Since the last thing we talked about in class was how Hollywood interacts with European and world cinema, I thought that it would be appropriate to share an experience I had on an "international" flight to Canada on my way home for Thanksgiving. My flight was on Air Canada where they have those mini TVs in the back of everyone's seat. I was bored and not entirely ready to engage in anything too studious since my flight had left the terminal at 8am, so I went searching through the movie selections.

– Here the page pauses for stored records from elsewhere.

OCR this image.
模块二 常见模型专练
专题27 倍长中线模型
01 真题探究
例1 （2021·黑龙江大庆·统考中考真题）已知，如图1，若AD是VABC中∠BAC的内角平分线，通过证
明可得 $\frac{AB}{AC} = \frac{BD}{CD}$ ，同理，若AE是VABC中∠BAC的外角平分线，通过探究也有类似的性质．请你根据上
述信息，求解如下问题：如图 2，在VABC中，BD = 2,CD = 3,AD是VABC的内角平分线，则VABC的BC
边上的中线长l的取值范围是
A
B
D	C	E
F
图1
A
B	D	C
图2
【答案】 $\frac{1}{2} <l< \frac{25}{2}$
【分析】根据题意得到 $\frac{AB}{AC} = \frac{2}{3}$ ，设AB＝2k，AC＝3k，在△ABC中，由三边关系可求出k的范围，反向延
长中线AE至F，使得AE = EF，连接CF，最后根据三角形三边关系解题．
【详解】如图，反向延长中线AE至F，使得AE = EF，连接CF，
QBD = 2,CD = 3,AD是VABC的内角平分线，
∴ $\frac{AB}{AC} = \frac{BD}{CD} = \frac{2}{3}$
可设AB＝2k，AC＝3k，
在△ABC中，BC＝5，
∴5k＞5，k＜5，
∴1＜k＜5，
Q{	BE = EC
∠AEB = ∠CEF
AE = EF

There were lots and lots of recent Hollywood movies (none of which I really wanted to watch) and the Hollywood "classics" that they offered were all westerns or too obscure and unusual-sounding from their descriptions to pull me in. So, I went to the Canadian movies. Most of them were shorts under 20 minutes, which I found slightly disappointing. I did see one short called "Sohni Sapna" which was very art-film-esque and was based around an Indian fairy-tale in which a man and woman fall in love, but she is of too high a class to marry him and is married off to another man, but every evening she swims to him until her clay pot (flotation device) is replaced by an unfired one, so she drowns. The feature that I saw was called Small Town Murder Songs about a Mennonite community where a formerly violent police officer has to deal with his past after a young woman's body is found.
While not European, I felt like these films could easily fit under the category of "world cinema" since they fit very nicely into Elsaesser's description of world cinema on p. 509, "an essentially ethnographic outlook, even where the narratives are fictional and stories drawn from legends or folktales."
I don't know where you could watch these films other than on the Air Canada flights, but if you do stumble upon either of them, I recommend that you take a look.